でも僕達は世間を完全に無視することは出来ないんです。世間を無視することは、人に優しくないことなんです。それはほとんど面白くないことと同義なんです。 

  これは主人公「僕」のセリフだけれど、ここから読み取れる優しさと、いまの時代をきちんと読み取る賢さ、そして最初に書いた誠実さがこの小説の要であり、そしてこれらの要素は、小説だけではなく、お笑いやすべての芸に通じることのように感じられた。


 また、「神谷さん」が、漫才は自分たちだけで成立するものではない、コンテストで優勝する芸人だけがお笑いシーンを作っているのではない、落とされる芸人も必要な存在なのだと語るところも、やはりすべての芸能に共通しているのではないだろうか。
 小説でいうと、ドストエフスキー夏目漱石だけあればいい、というわけではないですからね。


 そして、ネタバレになりますが最後は――


 「僕」は一瞬テレビのチャンスをつかんだものの、それも束の間に終わり、結局漫才を辞めて就職する。
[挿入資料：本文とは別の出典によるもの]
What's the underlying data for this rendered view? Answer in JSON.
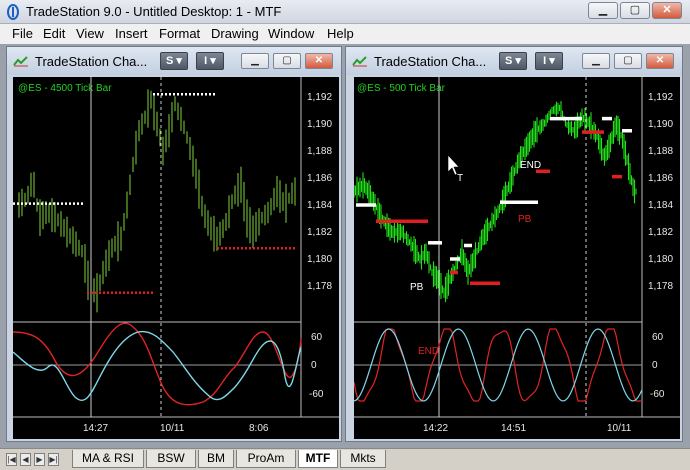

一方「神谷さん」はそんなチャンスとすら無縁で、行方をくらませたかと思うと、とんでもない姿で戻ってくる。

 夢を叶えるという観点で考えると、どちらも惨めなラストだけれど、最後まで作者の視点に愛があって優しいため、切なさとともにユーモアを感じる。
 前回の「なりたいボーイ」と同様に、憧れていたものになるのはほんと難しい。いや、憧れるということ自体「別物」である証明なので、憧れているものにはなれるわけがないのだろう。


 芸人本というと、ずっと昔に小林信彦の『天才伝説 横山やすし』を読んだけれど、 

天才伝説 横山やすし (文春文庫)

天才伝説 横山やすし (文春文庫)

 

 もうその頃とは時代が変わったなと思う一方(いまならやっさんみたいな芸人、テレビで使えないでしょう)、芸のことしか考えられない人間は最終的に破滅するという結末は、時代が変わっても同じだなとしみじみした。

 ちなみに、この『天才伝説 横山やすし』で一番印象に残っているのは、実際のエピソードだったかどうか忘れたけれど、交差点で横断歩道にはみだして止まっている車のボンネットの上をやっさんが歩く場面だった。いまでも、横断歩道の上で止まっている車に遭遇するたびに、ボンネットの上を歩いてやりたくなる。


 あと、芸人本では、オードリー若林の『完全版 社会人大学人見知り学部 卒業見込』もすごく共感できたし、オアシズのふたりが書いた(まだ大久保さんがブレイクする前に)『不細工な友情』も読みごたえがあった。
 いまの芸人って、自分や周囲を客観視する能力が欠かせないから、本を書いてもおもしろいのかな。
 いや、春日のように、客観視を超越した芸人もいるか……『完全版 社会人大学人見知り学部 卒業見込』の春日の項は、ほんと感心したのでおすすめです。